Aim 3 will identify the mechanisms through which atheroprotective gene therapy that produces apoA-I from endothelial cells prevents atherosclerosis. Accomplishment of the 3 aims will bring clinical vascular gene therapy closer to implementation by testing 2 promising therapeutic genes in a large animal model (Aim 1). Accomplishment of the aims may also yield novel vector platforms that are useful for expressing transgenes at high levels in endothelial cells and may also provide insights into mechanisms of endothelial cell gene transcription (Aim 2). Identification of the mechanisms through which apoA-I vascular gene therapy prevents atherosclerosis (Aim 3) will suggest approaches for improving apoA-I vascular gene therapy and for the development of adjunctive gene therapies.

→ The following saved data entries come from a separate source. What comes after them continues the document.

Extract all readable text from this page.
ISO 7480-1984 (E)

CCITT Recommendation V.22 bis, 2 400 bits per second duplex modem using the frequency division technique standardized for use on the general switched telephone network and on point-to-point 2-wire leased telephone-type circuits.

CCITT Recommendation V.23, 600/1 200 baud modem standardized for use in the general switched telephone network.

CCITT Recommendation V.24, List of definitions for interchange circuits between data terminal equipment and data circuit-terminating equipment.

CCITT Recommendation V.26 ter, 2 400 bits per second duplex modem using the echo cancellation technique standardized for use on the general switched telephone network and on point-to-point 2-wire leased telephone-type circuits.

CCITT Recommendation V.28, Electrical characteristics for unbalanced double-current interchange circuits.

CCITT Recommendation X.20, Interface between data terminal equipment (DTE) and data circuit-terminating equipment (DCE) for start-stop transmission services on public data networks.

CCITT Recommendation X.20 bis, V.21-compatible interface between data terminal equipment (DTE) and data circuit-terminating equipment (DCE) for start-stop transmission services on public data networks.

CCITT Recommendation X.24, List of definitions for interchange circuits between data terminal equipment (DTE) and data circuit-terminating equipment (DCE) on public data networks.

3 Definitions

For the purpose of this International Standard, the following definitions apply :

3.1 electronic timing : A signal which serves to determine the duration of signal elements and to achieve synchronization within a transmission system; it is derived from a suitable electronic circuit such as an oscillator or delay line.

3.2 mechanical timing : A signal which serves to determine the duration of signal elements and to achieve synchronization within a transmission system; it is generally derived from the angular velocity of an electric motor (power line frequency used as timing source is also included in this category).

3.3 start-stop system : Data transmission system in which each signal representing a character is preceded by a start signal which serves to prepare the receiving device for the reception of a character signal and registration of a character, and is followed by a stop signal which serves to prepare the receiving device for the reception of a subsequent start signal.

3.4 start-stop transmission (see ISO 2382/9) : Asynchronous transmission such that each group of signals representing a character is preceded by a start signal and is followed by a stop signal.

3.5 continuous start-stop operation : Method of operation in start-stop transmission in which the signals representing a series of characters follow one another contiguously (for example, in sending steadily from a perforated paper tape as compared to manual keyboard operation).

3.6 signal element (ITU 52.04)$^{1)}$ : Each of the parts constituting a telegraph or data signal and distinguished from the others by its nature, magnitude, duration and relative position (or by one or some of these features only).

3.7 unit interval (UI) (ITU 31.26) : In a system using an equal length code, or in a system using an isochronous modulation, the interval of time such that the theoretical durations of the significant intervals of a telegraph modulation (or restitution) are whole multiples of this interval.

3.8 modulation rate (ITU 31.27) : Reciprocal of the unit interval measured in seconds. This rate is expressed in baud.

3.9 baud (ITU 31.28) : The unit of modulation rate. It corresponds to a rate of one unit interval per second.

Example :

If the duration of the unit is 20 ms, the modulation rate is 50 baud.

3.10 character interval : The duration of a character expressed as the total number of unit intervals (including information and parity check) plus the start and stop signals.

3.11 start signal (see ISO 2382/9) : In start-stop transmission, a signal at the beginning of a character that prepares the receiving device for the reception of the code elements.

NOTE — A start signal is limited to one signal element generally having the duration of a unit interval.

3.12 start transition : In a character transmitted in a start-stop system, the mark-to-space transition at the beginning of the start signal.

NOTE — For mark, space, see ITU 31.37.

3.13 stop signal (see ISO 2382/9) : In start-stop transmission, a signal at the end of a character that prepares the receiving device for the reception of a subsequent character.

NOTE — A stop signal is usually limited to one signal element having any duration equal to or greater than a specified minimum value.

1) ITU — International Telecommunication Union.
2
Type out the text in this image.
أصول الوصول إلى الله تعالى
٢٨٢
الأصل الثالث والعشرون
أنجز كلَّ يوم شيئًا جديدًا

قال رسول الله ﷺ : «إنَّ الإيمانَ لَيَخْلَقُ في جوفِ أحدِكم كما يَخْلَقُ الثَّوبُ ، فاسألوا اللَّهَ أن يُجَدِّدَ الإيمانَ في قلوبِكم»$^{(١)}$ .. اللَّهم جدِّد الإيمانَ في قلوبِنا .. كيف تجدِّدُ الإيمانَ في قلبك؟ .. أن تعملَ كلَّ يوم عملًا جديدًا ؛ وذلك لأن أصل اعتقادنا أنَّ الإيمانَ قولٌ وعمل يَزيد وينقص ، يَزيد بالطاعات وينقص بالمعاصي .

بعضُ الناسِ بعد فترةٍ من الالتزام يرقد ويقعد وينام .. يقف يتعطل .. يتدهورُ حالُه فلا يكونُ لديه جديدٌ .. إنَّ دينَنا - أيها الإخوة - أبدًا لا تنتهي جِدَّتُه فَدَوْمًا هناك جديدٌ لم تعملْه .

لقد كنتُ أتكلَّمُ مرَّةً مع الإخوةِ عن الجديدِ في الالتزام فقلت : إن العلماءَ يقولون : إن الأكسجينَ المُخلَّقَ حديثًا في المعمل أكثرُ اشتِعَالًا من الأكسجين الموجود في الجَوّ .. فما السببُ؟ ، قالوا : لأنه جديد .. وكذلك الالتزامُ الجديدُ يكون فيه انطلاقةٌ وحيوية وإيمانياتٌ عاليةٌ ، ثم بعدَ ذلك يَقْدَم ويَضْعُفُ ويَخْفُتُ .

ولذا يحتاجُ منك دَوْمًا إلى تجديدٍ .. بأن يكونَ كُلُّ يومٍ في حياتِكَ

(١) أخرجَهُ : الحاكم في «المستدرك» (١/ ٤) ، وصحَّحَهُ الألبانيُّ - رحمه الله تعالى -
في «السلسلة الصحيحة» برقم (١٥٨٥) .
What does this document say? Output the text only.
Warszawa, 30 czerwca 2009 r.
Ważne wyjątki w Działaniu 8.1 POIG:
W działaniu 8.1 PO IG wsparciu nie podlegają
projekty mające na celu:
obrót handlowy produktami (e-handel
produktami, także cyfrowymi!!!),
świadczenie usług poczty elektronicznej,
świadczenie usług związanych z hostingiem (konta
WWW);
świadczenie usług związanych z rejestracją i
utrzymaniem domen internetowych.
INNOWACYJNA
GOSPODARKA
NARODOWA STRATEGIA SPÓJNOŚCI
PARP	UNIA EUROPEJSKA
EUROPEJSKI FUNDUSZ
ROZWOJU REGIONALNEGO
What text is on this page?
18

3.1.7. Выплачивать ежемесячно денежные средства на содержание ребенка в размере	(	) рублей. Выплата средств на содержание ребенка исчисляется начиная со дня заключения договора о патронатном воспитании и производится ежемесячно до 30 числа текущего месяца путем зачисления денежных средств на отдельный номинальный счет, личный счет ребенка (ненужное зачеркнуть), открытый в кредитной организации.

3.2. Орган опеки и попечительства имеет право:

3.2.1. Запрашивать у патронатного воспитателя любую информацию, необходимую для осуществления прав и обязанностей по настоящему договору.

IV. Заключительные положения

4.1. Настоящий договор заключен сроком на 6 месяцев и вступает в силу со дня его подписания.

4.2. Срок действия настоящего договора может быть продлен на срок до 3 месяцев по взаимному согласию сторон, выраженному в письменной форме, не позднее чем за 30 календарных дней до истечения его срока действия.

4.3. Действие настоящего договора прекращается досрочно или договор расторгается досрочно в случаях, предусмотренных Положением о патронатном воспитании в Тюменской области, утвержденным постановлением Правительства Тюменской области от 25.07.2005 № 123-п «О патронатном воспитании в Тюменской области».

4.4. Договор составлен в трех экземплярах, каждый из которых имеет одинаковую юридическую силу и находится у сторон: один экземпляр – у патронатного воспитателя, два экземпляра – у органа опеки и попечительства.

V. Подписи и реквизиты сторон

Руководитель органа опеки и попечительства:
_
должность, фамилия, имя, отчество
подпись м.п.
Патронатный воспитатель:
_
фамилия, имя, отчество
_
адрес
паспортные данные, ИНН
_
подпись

Atherosclerosis (hardening of the arteries leading to heart attacks, strokes, and loss of limbs) is a leading cause of death and disability in the United States. Current therapies for atherosclerosis have decreased associated death and disability but have not eliminated them. This project aims to develop a novel therapy for human atherosclerosis that is based on introduction?into cells of the blood vessel wall?of genes that protect the blood vessels from developing atherosclerosis and cause existing atherosclerosis to regress.